Zeit- und Volatilitätsstruktur von Zinssätzen - Modellierung, Implementierung, Kalibrierung

Abstract

The thesis traces the modelling developments of the term structure of interest rates from the beginnings in the early seventies of the last century up to the multifactorial cross-currency stochastic volatility Libor Market Models in modern times. We follow the general classification in traditional approaches, which emphasise the equilibrium model by Vasicek and the no arbitrage model by Hull/White (HW) as crucial cornerstones of interest rate modelling, and in modern market approaches, of which the most prominent examples include the Heath/Jarrow/Morton (HJM) framework and the Libor Market Model (LMM). In spite of deriving a general partial differential equation (PDE) for arbitrary payoffs, the thesis casts the traditional models in the mould of the martingale pricing theory and steers clear from the application of PDE techniques. Furthermore, an option pricing model based on a functional dependence of the volatility structure on the interest rate is developed. The equivalence between the HJM family and the HW is shown for a specific volatility function and it is argued that the modern approach defines no universal, self-contained modelling technique. The modern approach rather provides a more flexible vocabulary to describe the characteristics of an already existing traditional model. The second part of the thesis implements the LMM based on a deterministic volatility function and stages a full-blown calibration procedure under the aspect of perfect reproduction of the market observable Black volatilities and the implications for the neighbouring swaption markets.
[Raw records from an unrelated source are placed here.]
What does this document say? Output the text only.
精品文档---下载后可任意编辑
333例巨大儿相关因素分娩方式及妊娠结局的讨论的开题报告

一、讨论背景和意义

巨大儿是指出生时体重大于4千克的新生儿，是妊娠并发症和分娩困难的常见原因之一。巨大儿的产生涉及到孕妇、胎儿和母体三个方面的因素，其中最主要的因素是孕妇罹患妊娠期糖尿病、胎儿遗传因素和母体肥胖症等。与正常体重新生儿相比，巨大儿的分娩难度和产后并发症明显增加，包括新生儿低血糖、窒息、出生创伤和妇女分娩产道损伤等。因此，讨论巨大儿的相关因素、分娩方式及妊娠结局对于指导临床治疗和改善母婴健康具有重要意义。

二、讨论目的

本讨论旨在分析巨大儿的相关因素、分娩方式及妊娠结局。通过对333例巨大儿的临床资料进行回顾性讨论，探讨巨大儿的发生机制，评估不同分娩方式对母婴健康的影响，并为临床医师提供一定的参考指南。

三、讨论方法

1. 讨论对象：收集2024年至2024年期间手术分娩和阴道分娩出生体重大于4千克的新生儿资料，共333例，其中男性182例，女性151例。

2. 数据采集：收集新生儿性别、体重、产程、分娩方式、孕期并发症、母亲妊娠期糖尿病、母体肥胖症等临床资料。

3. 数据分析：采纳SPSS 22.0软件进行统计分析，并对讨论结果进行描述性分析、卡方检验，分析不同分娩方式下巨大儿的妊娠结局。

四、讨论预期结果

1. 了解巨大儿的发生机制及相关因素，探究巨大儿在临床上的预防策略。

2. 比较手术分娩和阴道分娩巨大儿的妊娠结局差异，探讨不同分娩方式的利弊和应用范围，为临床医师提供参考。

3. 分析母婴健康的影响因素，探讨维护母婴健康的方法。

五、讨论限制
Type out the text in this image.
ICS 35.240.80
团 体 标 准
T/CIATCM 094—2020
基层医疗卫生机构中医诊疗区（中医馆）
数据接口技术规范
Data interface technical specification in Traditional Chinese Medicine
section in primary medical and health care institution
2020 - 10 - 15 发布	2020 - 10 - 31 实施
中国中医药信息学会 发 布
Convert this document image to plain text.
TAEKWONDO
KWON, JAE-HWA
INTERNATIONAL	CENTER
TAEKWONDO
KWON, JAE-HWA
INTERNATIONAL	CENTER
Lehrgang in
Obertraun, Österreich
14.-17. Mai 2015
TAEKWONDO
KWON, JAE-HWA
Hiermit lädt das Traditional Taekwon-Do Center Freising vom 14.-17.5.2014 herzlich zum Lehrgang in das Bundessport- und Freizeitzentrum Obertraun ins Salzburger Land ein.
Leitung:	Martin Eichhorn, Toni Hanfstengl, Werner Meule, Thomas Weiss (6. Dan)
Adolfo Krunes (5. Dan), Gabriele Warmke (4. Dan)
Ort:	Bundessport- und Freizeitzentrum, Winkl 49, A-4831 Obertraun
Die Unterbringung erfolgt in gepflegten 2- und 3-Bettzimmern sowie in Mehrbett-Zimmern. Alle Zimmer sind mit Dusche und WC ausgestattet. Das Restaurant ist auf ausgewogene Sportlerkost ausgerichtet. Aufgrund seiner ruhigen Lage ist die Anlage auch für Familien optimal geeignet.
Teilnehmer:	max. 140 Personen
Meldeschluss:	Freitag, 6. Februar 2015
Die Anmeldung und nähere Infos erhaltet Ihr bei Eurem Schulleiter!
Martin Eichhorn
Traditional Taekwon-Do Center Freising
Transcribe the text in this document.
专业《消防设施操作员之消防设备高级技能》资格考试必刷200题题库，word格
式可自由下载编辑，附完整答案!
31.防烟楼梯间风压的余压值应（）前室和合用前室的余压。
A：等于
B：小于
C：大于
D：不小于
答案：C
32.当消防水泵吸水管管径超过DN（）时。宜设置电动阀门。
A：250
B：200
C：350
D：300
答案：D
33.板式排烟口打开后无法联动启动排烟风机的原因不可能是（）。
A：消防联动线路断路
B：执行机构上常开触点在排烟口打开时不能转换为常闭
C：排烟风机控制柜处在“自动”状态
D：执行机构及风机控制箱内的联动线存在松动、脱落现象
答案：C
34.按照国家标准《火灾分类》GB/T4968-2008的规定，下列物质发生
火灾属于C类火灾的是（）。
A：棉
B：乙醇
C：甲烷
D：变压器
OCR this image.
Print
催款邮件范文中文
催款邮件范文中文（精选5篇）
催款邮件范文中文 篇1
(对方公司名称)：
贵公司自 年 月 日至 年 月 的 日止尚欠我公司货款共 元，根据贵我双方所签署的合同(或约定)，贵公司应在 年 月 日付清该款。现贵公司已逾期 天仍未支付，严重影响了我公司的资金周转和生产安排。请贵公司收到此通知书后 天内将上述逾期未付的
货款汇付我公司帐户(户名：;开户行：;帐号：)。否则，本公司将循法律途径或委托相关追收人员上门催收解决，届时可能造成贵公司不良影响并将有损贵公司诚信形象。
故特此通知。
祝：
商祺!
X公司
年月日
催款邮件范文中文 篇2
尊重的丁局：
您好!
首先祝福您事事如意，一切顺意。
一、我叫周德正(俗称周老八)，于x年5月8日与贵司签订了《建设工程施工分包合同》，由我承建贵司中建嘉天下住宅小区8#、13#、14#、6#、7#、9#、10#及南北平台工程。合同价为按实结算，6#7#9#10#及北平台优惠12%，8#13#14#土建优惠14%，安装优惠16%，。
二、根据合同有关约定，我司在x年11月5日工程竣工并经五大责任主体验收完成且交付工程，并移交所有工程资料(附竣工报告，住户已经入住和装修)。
The results from the attempt at a simultaneous calibration to both caplets and swaptions at the same time indicate the possible lack of congruence between both markets. The concluding chapter of the thesis is concerned with stochastic volatility models. It proposes a cross-currency LMM based on a separate variance process for the exchange rate. The model is capable of controlling the skew (vanna risk) and the smile (volga risk) of the implied volatilty surface. In addition, suggestions are made how to extend the model in order to incorporate as much market information as possible.